Tree Network topology Benefits
- A Tree Topology is supported by many network vendors ad even hardware vendors.
- A point to point connection is possible with Tree Networks.
- All the computers have access to the larger and their immediate networks.
- Best topology for branched out networks.
- In a Network Topology the length of the network depends on the type of cable that is being used.
- The Tree Topology network is entirely dependant on the trunk which is the main backbone of the network. If that has to fail then the entire network would fail.
- Since the Tree Topology network is big it is difficult to configure and can get complicated after a certain point.
- There will be at least three levels of hierarchy in the Tree Network Topology and they all work based on the root node.
- The Tree Topology has two kinds of topology integral in it, the star and the linear way of connecting to nodes.
- The Tree Topology functions by taking into account the total number of nodes present in the network. It does not matter how many nodes are there on each level. Nodes can be added to any level of the hierarchy and there are no limitations a far as the total number of nodes do not exceed.
- The higher levels in the hierarchy are expected to perform more functions than the lower levels in the network.
The signals that are being transmitted by the root node are received by all the nodes at the same time. This increases the efficiency of the over all functioning of the network. The Tree Network topology can be extended easily to function and there are no limitations to how big it can be extended. Additional root nodes can be added and they can be interconnected within one single network.
Hybrid
Hybrid networks use a combination of any two or more topologies in such a way that the resulting network does not exhibit one of the standard topologies (e.g., bus, star, ring, etc.). For example, a tree network connected to a tree network is still a tree network topology. A hybrid topology is always produced when two different basic network topologies are connected. Two common examples for Hybrid network are: star ring network and star bus network.
A Snowflake topology is really a "Star of Stars" network, so it exhibits characteristics of a hybrid network topology but is not composed of two different basic network topologies being connected together.

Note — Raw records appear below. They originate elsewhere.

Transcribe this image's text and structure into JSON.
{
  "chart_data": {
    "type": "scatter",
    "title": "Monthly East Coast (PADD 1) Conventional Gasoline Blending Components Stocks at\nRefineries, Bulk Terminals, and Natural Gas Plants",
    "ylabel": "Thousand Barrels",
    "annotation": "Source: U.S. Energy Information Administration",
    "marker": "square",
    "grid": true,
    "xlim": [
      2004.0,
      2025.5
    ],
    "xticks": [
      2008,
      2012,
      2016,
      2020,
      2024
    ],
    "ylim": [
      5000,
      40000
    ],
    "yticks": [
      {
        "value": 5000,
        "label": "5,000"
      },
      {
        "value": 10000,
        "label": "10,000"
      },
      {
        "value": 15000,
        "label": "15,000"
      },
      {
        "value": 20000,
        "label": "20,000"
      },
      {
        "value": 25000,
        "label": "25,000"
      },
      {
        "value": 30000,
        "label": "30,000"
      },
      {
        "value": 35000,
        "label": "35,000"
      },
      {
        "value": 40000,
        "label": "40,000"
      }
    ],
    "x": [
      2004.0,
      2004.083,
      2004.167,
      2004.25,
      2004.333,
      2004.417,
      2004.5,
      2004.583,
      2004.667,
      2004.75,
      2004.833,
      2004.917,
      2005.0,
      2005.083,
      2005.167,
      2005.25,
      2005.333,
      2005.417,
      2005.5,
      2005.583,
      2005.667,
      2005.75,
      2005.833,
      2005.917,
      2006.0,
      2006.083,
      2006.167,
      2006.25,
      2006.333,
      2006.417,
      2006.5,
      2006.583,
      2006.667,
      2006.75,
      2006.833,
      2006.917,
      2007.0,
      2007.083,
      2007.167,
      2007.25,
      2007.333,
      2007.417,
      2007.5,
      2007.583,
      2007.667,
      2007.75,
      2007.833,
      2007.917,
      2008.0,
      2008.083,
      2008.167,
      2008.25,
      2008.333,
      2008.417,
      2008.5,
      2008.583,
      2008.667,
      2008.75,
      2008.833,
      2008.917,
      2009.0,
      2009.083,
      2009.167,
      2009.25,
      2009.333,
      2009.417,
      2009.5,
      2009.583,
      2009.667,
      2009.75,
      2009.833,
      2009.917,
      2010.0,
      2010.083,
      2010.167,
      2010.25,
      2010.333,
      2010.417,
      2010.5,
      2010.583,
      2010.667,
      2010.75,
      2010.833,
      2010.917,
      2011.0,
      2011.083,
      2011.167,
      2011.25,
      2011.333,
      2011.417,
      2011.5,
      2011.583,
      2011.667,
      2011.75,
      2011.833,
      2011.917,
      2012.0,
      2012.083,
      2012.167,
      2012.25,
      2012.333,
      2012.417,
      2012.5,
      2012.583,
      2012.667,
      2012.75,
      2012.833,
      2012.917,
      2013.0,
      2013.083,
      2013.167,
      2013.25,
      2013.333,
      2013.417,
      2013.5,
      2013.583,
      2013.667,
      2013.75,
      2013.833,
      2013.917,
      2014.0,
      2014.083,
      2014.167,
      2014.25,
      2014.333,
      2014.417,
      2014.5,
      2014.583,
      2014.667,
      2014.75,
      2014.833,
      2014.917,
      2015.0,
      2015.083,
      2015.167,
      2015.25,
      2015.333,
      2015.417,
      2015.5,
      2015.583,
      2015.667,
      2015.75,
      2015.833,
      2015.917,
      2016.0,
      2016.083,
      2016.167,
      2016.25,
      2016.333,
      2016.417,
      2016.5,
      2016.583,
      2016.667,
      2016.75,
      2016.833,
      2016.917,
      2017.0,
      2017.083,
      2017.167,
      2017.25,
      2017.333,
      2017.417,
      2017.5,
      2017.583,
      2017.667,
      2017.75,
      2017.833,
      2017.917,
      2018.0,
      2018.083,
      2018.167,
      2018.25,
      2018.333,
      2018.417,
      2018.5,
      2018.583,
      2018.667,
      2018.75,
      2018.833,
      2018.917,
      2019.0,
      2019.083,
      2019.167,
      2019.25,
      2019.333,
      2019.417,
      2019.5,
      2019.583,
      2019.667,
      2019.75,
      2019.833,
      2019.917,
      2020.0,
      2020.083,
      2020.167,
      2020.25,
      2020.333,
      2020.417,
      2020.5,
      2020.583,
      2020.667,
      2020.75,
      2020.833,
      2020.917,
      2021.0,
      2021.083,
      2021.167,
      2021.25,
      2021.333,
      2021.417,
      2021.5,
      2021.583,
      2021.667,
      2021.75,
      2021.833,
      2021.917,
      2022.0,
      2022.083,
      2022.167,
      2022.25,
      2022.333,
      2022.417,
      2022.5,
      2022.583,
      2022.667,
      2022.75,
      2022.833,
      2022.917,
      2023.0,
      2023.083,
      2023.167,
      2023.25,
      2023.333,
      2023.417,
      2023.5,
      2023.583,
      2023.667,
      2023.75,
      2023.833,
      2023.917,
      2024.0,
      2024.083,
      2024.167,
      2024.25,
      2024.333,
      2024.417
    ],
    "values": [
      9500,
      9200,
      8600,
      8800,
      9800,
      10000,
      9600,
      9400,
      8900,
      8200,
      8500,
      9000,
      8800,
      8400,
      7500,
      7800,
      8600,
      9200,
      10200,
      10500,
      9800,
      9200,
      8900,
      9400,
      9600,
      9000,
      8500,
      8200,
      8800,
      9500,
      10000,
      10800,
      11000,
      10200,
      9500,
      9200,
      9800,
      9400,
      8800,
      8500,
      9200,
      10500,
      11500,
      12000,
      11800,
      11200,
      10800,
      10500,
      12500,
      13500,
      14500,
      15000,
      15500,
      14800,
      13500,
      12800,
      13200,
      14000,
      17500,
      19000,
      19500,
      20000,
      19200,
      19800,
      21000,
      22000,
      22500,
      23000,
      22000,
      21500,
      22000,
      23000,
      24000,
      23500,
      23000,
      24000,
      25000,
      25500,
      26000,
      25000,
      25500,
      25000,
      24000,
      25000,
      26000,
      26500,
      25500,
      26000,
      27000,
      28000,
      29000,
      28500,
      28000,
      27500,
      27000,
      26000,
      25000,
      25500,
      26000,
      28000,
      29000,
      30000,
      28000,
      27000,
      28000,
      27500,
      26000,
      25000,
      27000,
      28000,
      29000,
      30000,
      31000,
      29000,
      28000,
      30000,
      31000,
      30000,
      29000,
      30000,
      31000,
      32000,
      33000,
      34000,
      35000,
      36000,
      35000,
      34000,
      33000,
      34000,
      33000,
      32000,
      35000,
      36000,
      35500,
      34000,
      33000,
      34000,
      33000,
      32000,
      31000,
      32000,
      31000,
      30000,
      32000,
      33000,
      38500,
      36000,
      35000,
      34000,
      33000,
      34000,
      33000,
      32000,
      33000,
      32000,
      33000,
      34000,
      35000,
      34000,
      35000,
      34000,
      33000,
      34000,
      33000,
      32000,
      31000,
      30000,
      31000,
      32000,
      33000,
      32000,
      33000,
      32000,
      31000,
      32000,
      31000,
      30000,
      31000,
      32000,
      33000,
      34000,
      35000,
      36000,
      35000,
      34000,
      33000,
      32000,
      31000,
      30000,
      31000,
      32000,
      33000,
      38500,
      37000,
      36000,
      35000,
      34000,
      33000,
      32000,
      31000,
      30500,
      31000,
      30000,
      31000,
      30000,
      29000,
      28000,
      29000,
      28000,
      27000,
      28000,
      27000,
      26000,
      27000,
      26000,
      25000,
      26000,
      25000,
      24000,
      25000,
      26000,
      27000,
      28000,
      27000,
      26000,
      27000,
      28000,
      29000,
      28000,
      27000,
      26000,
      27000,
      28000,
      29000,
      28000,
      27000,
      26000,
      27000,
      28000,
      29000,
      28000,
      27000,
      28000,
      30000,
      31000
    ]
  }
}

- A Star ring network consists of two or more star topologies connected using a multistation access unit (MAU) as a centralized hub.
- A Star Bus network consists of two or more star topologies connected using a bus trunk (the bus trunk serves as the network's backbone).
A Snowflake topology is really a "Star of Stars" network, so it exhibits characteristics of a hybrid network topology but is not composed of two different basic network topologies being connected together.
Daisy chain
Except for star-based networks, the easiest way to add more computers into a network is by daisy-chaining, or connecting each computer in series to the next. If a message is intended for a computer partway down the line, each system bounces it along in sequence until it reaches the destination. A daisy-chained network can take two basic forms: linear and ring.
- A linear topology puts a two-way link between one computer and the next. However, this was expensive in the early days of computing, since each computer (except for the ones at each end) required two receivers and two transmitters.
- By connecting the computers at each end, a ring topology can be formed. An advantage of the ring is that the number of transmitters and receivers can be cut in half, since a message will eventually loop all of the way around. When a node sends a message, the message is processed by each computer in the ring. If a computer is not the destination node, it will pass the message to the next node, until the message arrives at its destination. If the message is not accepted by any node on the network, it will travel around the entire ring and return to the sender. This potentially results in a doubling of travel time for data.